Es ist jetzt 3 Uhr. Vielleicht bist Du schon auf dem Wege nach Schmilka? Glaub mir, mit dem Schulbeginn sehe ich nun garnicht mehr ganz so schwarz. Es tritt damit wieder eine gewisse Beruhigung und Ordnung ein. Ich glaube gern, daß man Dich in Kamenz gleich in Beschlag nahm; auch viele unsrer Lehrer waren im Rathause beschäftigt, da gibt es doch nun so viel Schreibereien. Denk nur, sogar für das Geburtstagsgeschenk Deiner Mutter mußte ein Bezugsschein her. Ich finde aber im großen und ganzen die Maßnahmen die getroffen werden richtig, es geht einem wie dem andern. Diese Vorkehrungen werden getroffen, wenn noch Bestand an Lebensmitteln und irgendwelcher Ware (noch) da ist. Zustände wie 1914 werden also demnach vermieden, damals hätte man Lebensmittel- und Bezugsscheine ausgegeben, nachdem der Nahrungsbestand schon zur Neige gegangen wäre. Eine Möglichkeit zum Hamstern ist bei uns völlig ausgeschlossen. Über acht Tage, so Gott will, sind wir in Kamenz beisammen. Es wird eine Angst sein für Deine Mutter, wenn sie an 2 Tagen 4 ‚Fresser‘ mehr im Hause hat. Ich werde die mir zustehende Ration von zu Hause mitbringen. Wann wir uns in Dresden treffen würden, teilst Du mir bitte in der Zeit mit; vielleicht arbeiten wir Sonnabend wieder nicht, dann könnte es sein, daß ich schon früh zeitig wegfahre und erst zu Dir käme. In unsrer Textilbranche sieht es jetzt bös aus: Garnmangel, dadurch kommt der ganze Betrieb in's Stocken. Aufträge sind da in Massen. Um 4 erwarten wir die Niederfrohnaer Großmutter, bis dahin will ich fertig sein mit Schreiben. Wir werden uns, solange die Sonne scheint runter setzen und ich will noch fleißig an Deinem Geschenk arbeiten. Vater schläft. Der Arme hat täglich Nachtwache im Betrieb, vom Werkluftschutz aus, auch Sonntags. Bei uns soll es nun auch eingerichtet werden. Eigentlich habe ich das Verdunkeln jeden Tag bald satt. —

Wie es nun kam, mit unserm für heute bestimmten Wiedersehen, ich will es tragen ohne zu klagen. Ich will's Dir nicht schwer machen Liebster! Ich danke Gott, daß Du mir bleibst. Und die Liebe zu Dir, mein [Roland], sie bleibt ja immer gleich groß — ob ich bei Dir bin oder nicht.

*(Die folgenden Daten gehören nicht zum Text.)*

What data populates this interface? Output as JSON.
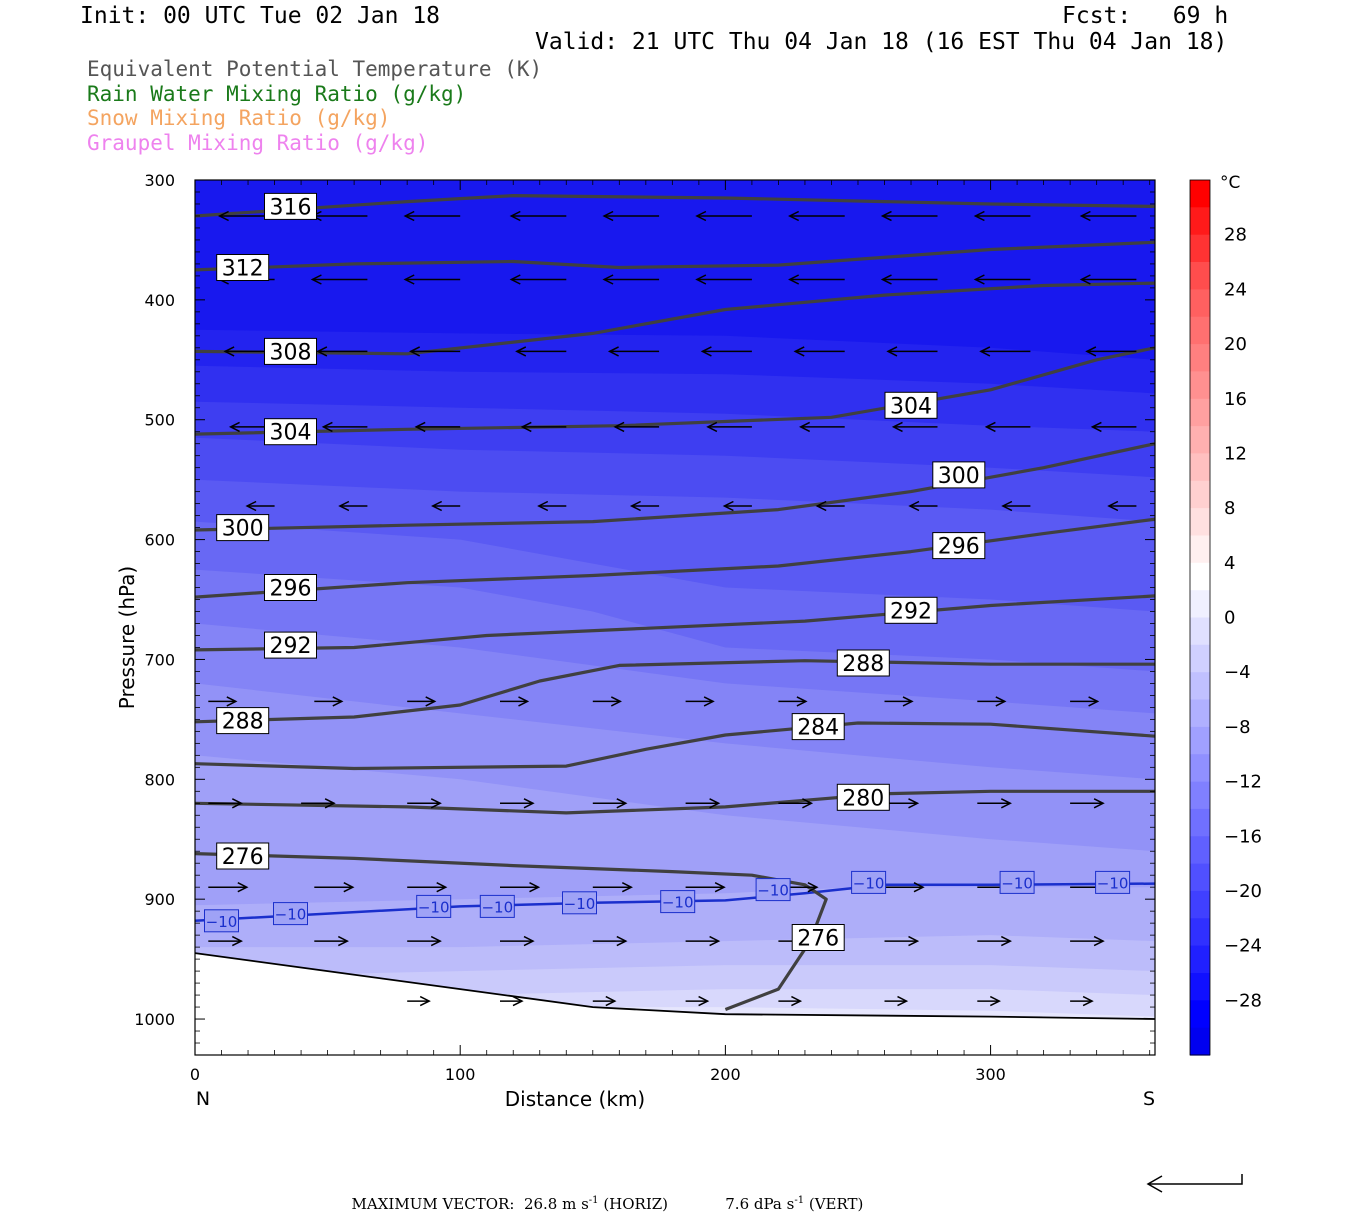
{
  "header": {
    "init": "Init: 00 UTC Tue 02 Jan 18",
    "fcst": "Fcst:   69 h",
    "valid": "Valid: 21 UTC Thu 04 Jan 18 (16 EST Thu 04 Jan 18)"
  },
  "legend": [
    {
      "label": "Equivalent Potential Temperature (K)",
      "color": "#555555"
    },
    {
      "label": "Rain Water Mixing Ratio (g/kg)",
      "color": "#1a7a1a"
    },
    {
      "label": "Snow Mixing Ratio (g/kg)",
      "color": "#f4a460"
    },
    {
      "label": "Graupel Mixing Ratio (g/kg)",
      "color": "#ee82ee"
    }
  ],
  "chart_data": {
    "type": "contour cross-section",
    "xlabel": "Distance (km)",
    "ylabel": "Pressure (hPa)",
    "xlim": [
      0,
      362
    ],
    "ylim": [
      300,
      1030
    ],
    "x_ticks": [
      0,
      100,
      200,
      300
    ],
    "y_ticks": [
      300,
      400,
      500,
      600,
      700,
      800,
      900,
      1000
    ],
    "x_end_labels": {
      "left": "N",
      "right": "S"
    },
    "colorbar": {
      "unit": "°C",
      "tick_labels": [
        "28",
        "24",
        "20",
        "16",
        "12",
        "8",
        "4",
        "0",
        "−4",
        "−8",
        "−12",
        "−16",
        "−20",
        "−24",
        "−28"
      ],
      "tick_values": [
        28,
        24,
        20,
        16,
        12,
        8,
        4,
        0,
        -4,
        -8,
        -12,
        -16,
        -20,
        -24,
        -28
      ],
      "levels": [
        32,
        30,
        28,
        26,
        24,
        22,
        20,
        18,
        16,
        14,
        12,
        10,
        8,
        6,
        4,
        2,
        0,
        -2,
        -4,
        -6,
        -8,
        -10,
        -12,
        -14,
        -16,
        -18,
        -20,
        -22,
        -24,
        -26,
        -28,
        -30,
        -32
      ],
      "colors": [
        "#ff0000",
        "#ff1a1a",
        "#ff3333",
        "#ff4d4d",
        "#ff6060",
        "#ff7070",
        "#ff8080",
        "#ff9090",
        "#ffa0a0",
        "#ffb0b0",
        "#ffc0c0",
        "#ffd0d0",
        "#ffe0e0",
        "#fff0f0",
        "#ffffff",
        "#f0f0ff",
        "#e0e0ff",
        "#d0d0ff",
        "#c0c0ff",
        "#b0b0ff",
        "#a0a0ff",
        "#9090ff",
        "#8080ff",
        "#7070ff",
        "#6060ff",
        "#5050ff",
        "#4040ff",
        "#3030ff",
        "#2020ff",
        "#1010ff",
        "#0000ff",
        "#0000f0"
      ]
    },
    "temperature_shading": [
      {
        "t": -32,
        "color": "#1818ee",
        "boundary": [
          [
            0,
            300
          ],
          [
            362,
            300
          ]
        ]
      },
      {
        "t": -30,
        "color": "#2323ef",
        "boundary": [
          [
            0,
            425
          ],
          [
            100,
            428
          ],
          [
            200,
            430
          ],
          [
            300,
            440
          ],
          [
            362,
            450
          ]
        ]
      },
      {
        "t": -28,
        "color": "#3030f0",
        "boundary": [
          [
            0,
            455
          ],
          [
            100,
            460
          ],
          [
            200,
            462
          ],
          [
            300,
            470
          ],
          [
            362,
            478
          ]
        ]
      },
      {
        "t": -26,
        "color": "#3e3ef1",
        "boundary": [
          [
            0,
            485
          ],
          [
            100,
            490
          ],
          [
            200,
            495
          ],
          [
            300,
            505
          ],
          [
            362,
            510
          ]
        ]
      },
      {
        "t": -24,
        "color": "#4c4cf2",
        "boundary": [
          [
            0,
            515
          ],
          [
            100,
            525
          ],
          [
            200,
            530
          ],
          [
            300,
            540
          ],
          [
            362,
            548
          ]
        ]
      },
      {
        "t": -22,
        "color": "#5a5af3",
        "boundary": [
          [
            0,
            550
          ],
          [
            100,
            560
          ],
          [
            200,
            565
          ],
          [
            300,
            575
          ],
          [
            362,
            585
          ]
        ]
      },
      {
        "t": -20,
        "color": "#6868f4",
        "boundary": [
          [
            0,
            585
          ],
          [
            100,
            600
          ],
          [
            150,
            620
          ],
          [
            200,
            640
          ],
          [
            300,
            650
          ],
          [
            362,
            660
          ]
        ]
      },
      {
        "t": -18,
        "color": "#7676f5",
        "boundary": [
          [
            0,
            625
          ],
          [
            100,
            640
          ],
          [
            150,
            660
          ],
          [
            200,
            690
          ],
          [
            300,
            700
          ],
          [
            362,
            710
          ]
        ]
      },
      {
        "t": -16,
        "color": "#8484f6",
        "boundary": [
          [
            0,
            670
          ],
          [
            100,
            690
          ],
          [
            200,
            720
          ],
          [
            300,
            735
          ],
          [
            362,
            745
          ]
        ]
      },
      {
        "t": -14,
        "color": "#9292f7",
        "boundary": [
          [
            0,
            720
          ],
          [
            100,
            745
          ],
          [
            200,
            770
          ],
          [
            300,
            790
          ],
          [
            362,
            800
          ]
        ]
      },
      {
        "t": -12,
        "color": "#a0a0f8",
        "boundary": [
          [
            0,
            780
          ],
          [
            100,
            800
          ],
          [
            200,
            830
          ],
          [
            300,
            850
          ],
          [
            362,
            860
          ]
        ]
      },
      {
        "t": -10,
        "color": "#aeaef9",
        "boundary": [
          [
            0,
            905
          ],
          [
            100,
            900
          ],
          [
            200,
            895
          ],
          [
            250,
            890
          ],
          [
            362,
            890
          ]
        ]
      },
      {
        "t": -8,
        "color": "#bcbcfa",
        "boundary": [
          [
            0,
            940
          ],
          [
            100,
            940
          ],
          [
            200,
            935
          ],
          [
            300,
            930
          ],
          [
            362,
            935
          ]
        ]
      },
      {
        "t": -6,
        "color": "#cacafb",
        "boundary": [
          [
            0,
            965
          ],
          [
            100,
            960
          ],
          [
            200,
            955
          ],
          [
            300,
            955
          ],
          [
            362,
            960
          ]
        ]
      },
      {
        "t": -4,
        "color": "#d8d8fc",
        "boundary": [
          [
            0,
            985
          ],
          [
            100,
            980
          ],
          [
            200,
            975
          ],
          [
            300,
            975
          ],
          [
            362,
            980
          ]
        ]
      },
      {
        "t": -2,
        "color": "#e6e6fd",
        "boundary": [
          [
            80,
            1000
          ],
          [
            150,
            990
          ],
          [
            200,
            990
          ],
          [
            300,
            993
          ],
          [
            362,
            998
          ]
        ]
      }
    ],
    "temperature_contour": {
      "value": -10,
      "color": "#1a2fcc",
      "points": [
        [
          0,
          918
        ],
        [
          50,
          912
        ],
        [
          100,
          906
        ],
        [
          150,
          903
        ],
        [
          200,
          901
        ],
        [
          230,
          895
        ],
        [
          260,
          888
        ],
        [
          300,
          888
        ],
        [
          362,
          887
        ]
      ],
      "labels": [
        [
          10,
          918
        ],
        [
          36,
          912
        ],
        [
          90,
          906
        ],
        [
          114,
          906
        ],
        [
          145,
          903
        ],
        [
          182,
          902
        ],
        [
          218,
          892
        ],
        [
          254,
          886
        ],
        [
          310,
          886
        ],
        [
          346,
          886
        ]
      ]
    },
    "theta_e_contours": [
      {
        "value": 316,
        "points": [
          [
            0,
            330
          ],
          [
            80,
            318
          ],
          [
            120,
            313
          ],
          [
            200,
            315
          ],
          [
            300,
            320
          ],
          [
            362,
            322
          ]
        ],
        "labels": [
          [
            36,
            322
          ]
        ]
      },
      {
        "value": 312,
        "points": [
          [
            0,
            375
          ],
          [
            60,
            370
          ],
          [
            120,
            368
          ],
          [
            160,
            373
          ],
          [
            220,
            371
          ],
          [
            300,
            358
          ],
          [
            362,
            352
          ]
        ],
        "labels": [
          [
            18,
            373
          ]
        ]
      },
      {
        "value": 308,
        "points": [
          [
            0,
            443
          ],
          [
            80,
            445
          ],
          [
            150,
            428
          ],
          [
            200,
            408
          ],
          [
            260,
            396
          ],
          [
            320,
            388
          ],
          [
            362,
            386
          ]
        ],
        "labels": [
          [
            36,
            443
          ]
        ]
      },
      {
        "value": 304,
        "points": [
          [
            0,
            512
          ],
          [
            80,
            508
          ],
          [
            160,
            505
          ],
          [
            240,
            498
          ],
          [
            300,
            475
          ],
          [
            340,
            450
          ],
          [
            362,
            440
          ]
        ],
        "labels": [
          [
            36,
            510
          ],
          [
            270,
            488
          ]
        ]
      },
      {
        "value": 300,
        "points": [
          [
            0,
            592
          ],
          [
            80,
            588
          ],
          [
            150,
            585
          ],
          [
            220,
            575
          ],
          [
            270,
            560
          ],
          [
            320,
            540
          ],
          [
            362,
            520
          ]
        ],
        "labels": [
          [
            18,
            590
          ],
          [
            288,
            546
          ]
        ]
      },
      {
        "value": 296,
        "points": [
          [
            0,
            648
          ],
          [
            80,
            636
          ],
          [
            150,
            630
          ],
          [
            220,
            622
          ],
          [
            270,
            610
          ],
          [
            320,
            595
          ],
          [
            362,
            583
          ]
        ],
        "labels": [
          [
            36,
            640
          ],
          [
            288,
            605
          ]
        ]
      },
      {
        "value": 292,
        "points": [
          [
            0,
            692
          ],
          [
            60,
            690
          ],
          [
            110,
            680
          ],
          [
            170,
            674
          ],
          [
            230,
            668
          ],
          [
            300,
            655
          ],
          [
            362,
            647
          ]
        ],
        "labels": [
          [
            36,
            688
          ],
          [
            270,
            659
          ]
        ]
      },
      {
        "value": 288,
        "points": [
          [
            0,
            752
          ],
          [
            60,
            748
          ],
          [
            100,
            738
          ],
          [
            130,
            718
          ],
          [
            160,
            705
          ],
          [
            230,
            701
          ],
          [
            300,
            704
          ],
          [
            362,
            704
          ]
        ],
        "labels": [
          [
            18,
            751
          ],
          [
            252,
            703
          ]
        ]
      },
      {
        "value": 284,
        "points": [
          [
            0,
            787
          ],
          [
            60,
            791
          ],
          [
            140,
            789
          ],
          [
            170,
            775
          ],
          [
            200,
            763
          ],
          [
            250,
            753
          ],
          [
            300,
            754
          ],
          [
            362,
            764
          ]
        ],
        "labels": [
          [
            235,
            756
          ]
        ]
      },
      {
        "value": 280,
        "points": [
          [
            0,
            820
          ],
          [
            80,
            823
          ],
          [
            140,
            828
          ],
          [
            200,
            823
          ],
          [
            260,
            812
          ],
          [
            300,
            810
          ],
          [
            362,
            810
          ]
        ],
        "labels": [
          [
            252,
            815
          ]
        ]
      },
      {
        "value": 276,
        "points": [
          [
            0,
            862
          ],
          [
            60,
            866
          ],
          [
            120,
            872
          ],
          [
            180,
            877
          ],
          [
            210,
            880
          ],
          [
            230,
            888
          ],
          [
            238,
            900
          ],
          [
            232,
            935
          ],
          [
            220,
            975
          ],
          [
            200,
            992
          ]
        ],
        "labels": [
          [
            18,
            864
          ],
          [
            235,
            932
          ]
        ]
      }
    ],
    "theta_e_labels": [
      "316",
      "312",
      "308",
      "304",
      "300",
      "296",
      "292",
      "288",
      "284",
      "280",
      "276"
    ],
    "terrain": {
      "points": [
        [
          0,
          945
        ],
        [
          50,
          960
        ],
        [
          100,
          975
        ],
        [
          150,
          990
        ],
        [
          200,
          996
        ],
        [
          300,
          998
        ],
        [
          362,
          1000
        ]
      ],
      "bottom": 1030
    },
    "wind_vectors": [
      {
        "y": 330,
        "xs": [
          30,
          65,
          100,
          140,
          175,
          210,
          245,
          280,
          315,
          355
        ],
        "u": -1.0
      },
      {
        "y": 383,
        "xs": [
          30,
          65,
          100,
          140,
          175,
          210,
          245,
          280,
          315,
          355
        ],
        "u": -1.0
      },
      {
        "y": 443,
        "xs": [
          30,
          65,
          100,
          140,
          175,
          210,
          245,
          280,
          315,
          355
        ],
        "u": -0.9
      },
      {
        "y": 506,
        "xs": [
          30,
          65,
          100,
          140,
          175,
          210,
          245,
          280,
          315,
          355
        ],
        "u": -0.8
      },
      {
        "y": 572,
        "xs": [
          30,
          65,
          100,
          140,
          175,
          210,
          245,
          280,
          315,
          355
        ],
        "u": -0.5
      },
      {
        "y": 735,
        "xs": [
          5,
          45,
          80,
          115,
          150,
          185,
          220,
          260,
          295,
          330
        ],
        "u": 0.5
      },
      {
        "y": 820,
        "xs": [
          5,
          40,
          80,
          115,
          150,
          185,
          220,
          260,
          295,
          330
        ],
        "u": 0.6
      },
      {
        "y": 890,
        "xs": [
          5,
          45,
          80,
          115,
          150,
          185,
          220,
          260,
          295,
          330
        ],
        "u": 0.7
      },
      {
        "y": 935,
        "xs": [
          5,
          45,
          80,
          115,
          150,
          185,
          220,
          260,
          295,
          330
        ],
        "u": 0.6
      },
      {
        "y": 985,
        "xs": [
          80,
          115,
          150,
          185,
          220,
          260,
          295,
          330
        ],
        "u": 0.4
      }
    ]
  },
  "footer": {
    "max_vector_label": "MAXIMUM VECTOR:",
    "horiz_value": "26.8 m s",
    "horiz_unit_suffix": " (HORIZ)",
    "vert_value": "7.6 dPa s",
    "vert_unit_suffix": " (VERT)",
    "exponent": "-1"
  }
}
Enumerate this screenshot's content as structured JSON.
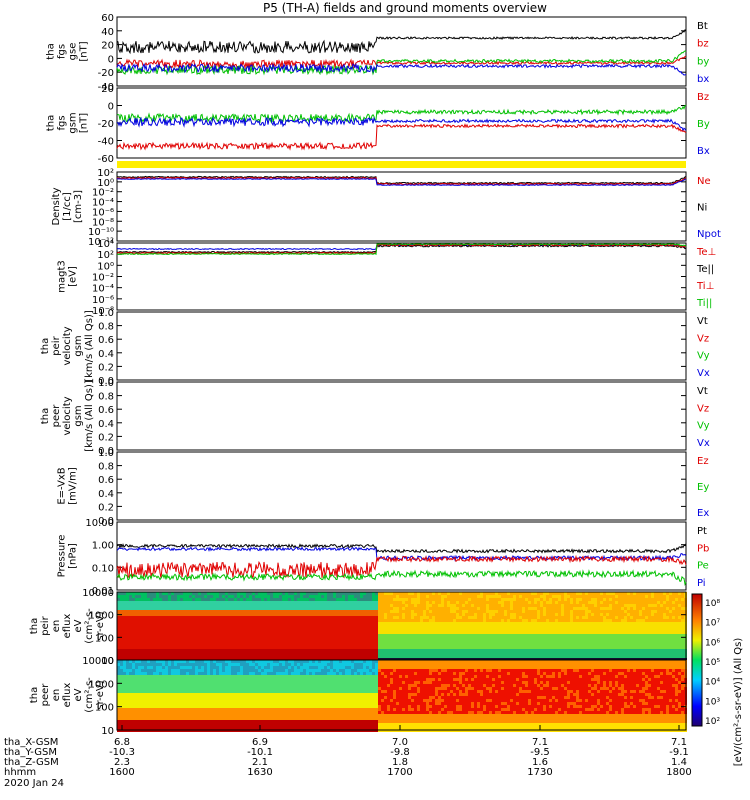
{
  "title": "P5 (TH-A) fields and ground moments overview",
  "chart_data": {
    "type": "line",
    "title": "P5 (TH-A) fields and ground moments overview",
    "time_axis": {
      "rows": [
        {
          "label": "tha_X-GSM",
          "values": [
            "6.8",
            "6.9",
            "7.0",
            "7.1",
            "7.1"
          ]
        },
        {
          "label": "tha_Y-GSM",
          "values": [
            "-10.3",
            "-10.1",
            "-9.8",
            "-9.5",
            "-9.1"
          ]
        },
        {
          "label": "tha_Z-GSM",
          "values": [
            "2.3",
            "2.1",
            "1.8",
            "1.6",
            "1.4"
          ]
        },
        {
          "label": "hhmm",
          "values": [
            "1600",
            "1630",
            "1700",
            "1730",
            "1800"
          ]
        }
      ],
      "date": "2020 Jan 24"
    },
    "panels": [
      {
        "ylabel": [
          "tha",
          "fgs",
          "gse",
          "[nT]"
        ],
        "ticks": [
          "60",
          "40",
          "20",
          "0",
          "-20",
          "-40"
        ],
        "range": [
          -40,
          60
        ],
        "legend": [
          {
            "name": "Bt",
            "color": "#000000"
          },
          {
            "name": "bz",
            "color": "#e00000"
          },
          {
            "name": "by",
            "color": "#00c000"
          },
          {
            "name": "bx",
            "color": "#0000e0"
          }
        ]
      },
      {
        "ylabel": [
          "tha",
          "fgs",
          "gsm",
          "[nT]"
        ],
        "ticks": [
          "20",
          "0",
          "-20",
          "-40",
          "-60"
        ],
        "range": [
          -70,
          25
        ],
        "legend": [
          {
            "name": "Bz",
            "color": "#e00000"
          },
          {
            "name": "By",
            "color": "#00c000"
          },
          {
            "name": "Bx",
            "color": "#0000e0"
          }
        ]
      },
      {
        "ylabel": [
          "Density",
          "[1/cc]",
          "[cm-3]"
        ],
        "ticks": [
          "10²",
          "10⁰",
          "10⁻²",
          "10⁻⁴",
          "10⁻⁶",
          "10⁻⁸",
          "10⁻¹⁰",
          "10⁻¹²"
        ],
        "scale": "log",
        "legend": [
          {
            "name": "Ne",
            "color": "#e00000"
          },
          {
            "name": "Ni",
            "color": "#000000"
          },
          {
            "name": "Npot",
            "color": "#0000e0"
          }
        ]
      },
      {
        "ylabel": [
          "magt3",
          "[eV]"
        ],
        "ticks": [
          "10⁴",
          "10²",
          "10⁰",
          "10⁻²",
          "10⁻⁴",
          "10⁻⁶",
          "10⁻⁸"
        ],
        "scale": "log",
        "legend": [
          {
            "name": "Te⊥",
            "color": "#e00000"
          },
          {
            "name": "Te||",
            "color": "#000000"
          },
          {
            "name": "Ti⊥",
            "color": "#e00000"
          },
          {
            "name": "Ti||",
            "color": "#00c000"
          }
        ]
      },
      {
        "ylabel": [
          "tha",
          "peir",
          "velocity",
          "gsm",
          "[km/s (All Qs)]"
        ],
        "ticks": [
          "1.0",
          "0.8",
          "0.6",
          "0.4",
          "0.2",
          "0.0"
        ],
        "range": [
          0,
          1
        ],
        "legend": [
          {
            "name": "Vt",
            "color": "#000000"
          },
          {
            "name": "Vz",
            "color": "#e00000"
          },
          {
            "name": "Vy",
            "color": "#00c000"
          },
          {
            "name": "Vx",
            "color": "#0000e0"
          }
        ]
      },
      {
        "ylabel": [
          "tha",
          "peer",
          "velocity",
          "gsm",
          "[km/s (All Qs)]"
        ],
        "ticks": [
          "1.0",
          "0.8",
          "0.6",
          "0.4",
          "0.2",
          "0.0"
        ],
        "range": [
          0,
          1
        ],
        "legend": [
          {
            "name": "Vt",
            "color": "#000000"
          },
          {
            "name": "Vz",
            "color": "#e00000"
          },
          {
            "name": "Vy",
            "color": "#00c000"
          },
          {
            "name": "Vx",
            "color": "#0000e0"
          }
        ]
      },
      {
        "ylabel": [
          "E=-VxB",
          "[mV/m]"
        ],
        "ticks": [
          "1.0",
          "0.8",
          "0.6",
          "0.4",
          "0.2",
          "0.0"
        ],
        "range": [
          0,
          1
        ],
        "legend": [
          {
            "name": "Ez",
            "color": "#e00000"
          },
          {
            "name": "Ey",
            "color": "#00c000"
          },
          {
            "name": "Ex",
            "color": "#0000e0"
          }
        ]
      },
      {
        "ylabel": [
          "Pressure",
          "[nPa]"
        ],
        "ticks": [
          "10.00",
          "1.00",
          "0.10",
          "0.01"
        ],
        "scale": "log",
        "legend": [
          {
            "name": "Pt",
            "color": "#000000"
          },
          {
            "name": "Pb",
            "color": "#e00000"
          },
          {
            "name": "Pe",
            "color": "#00c000"
          },
          {
            "name": "Pi",
            "color": "#0000e0"
          }
        ]
      },
      {
        "ylabel": [
          "tha",
          "peir",
          "en",
          "eflux",
          "eV",
          "(cm²-s-",
          "sr-eV)"
        ],
        "ticks": [
          "10000",
          "1000",
          "100",
          "10"
        ],
        "scale": "log",
        "type": "spectrogram"
      },
      {
        "ylabel": [
          "tha",
          "peer",
          "en",
          "eflux",
          "eV",
          "(cm²-s-",
          "sr-eV)"
        ],
        "ticks": [
          "10000",
          "1000",
          "100",
          "10"
        ],
        "scale": "log",
        "type": "spectrogram"
      }
    ],
    "colorbar": {
      "label": "[eV/(cm²-s-sr-eV)] (All Qs)",
      "ticks": [
        "10⁸",
        "10⁷",
        "10⁶",
        "10⁵",
        "10⁴",
        "10³",
        "10²"
      ]
    }
  }
}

Ich will ganz geduldig sein — will warten —auf Dich — Du! Gott schütze und behüte Dich!

Ich liebe Dich!

Deine [Hilde].

Die Eltern grüßen Dich recht herzlich mit den besten Wünschen für Dich und Deinen Anfang morgen.

(Deinen lieben Eltern habe ich noch paar Zeilen geschrieben.)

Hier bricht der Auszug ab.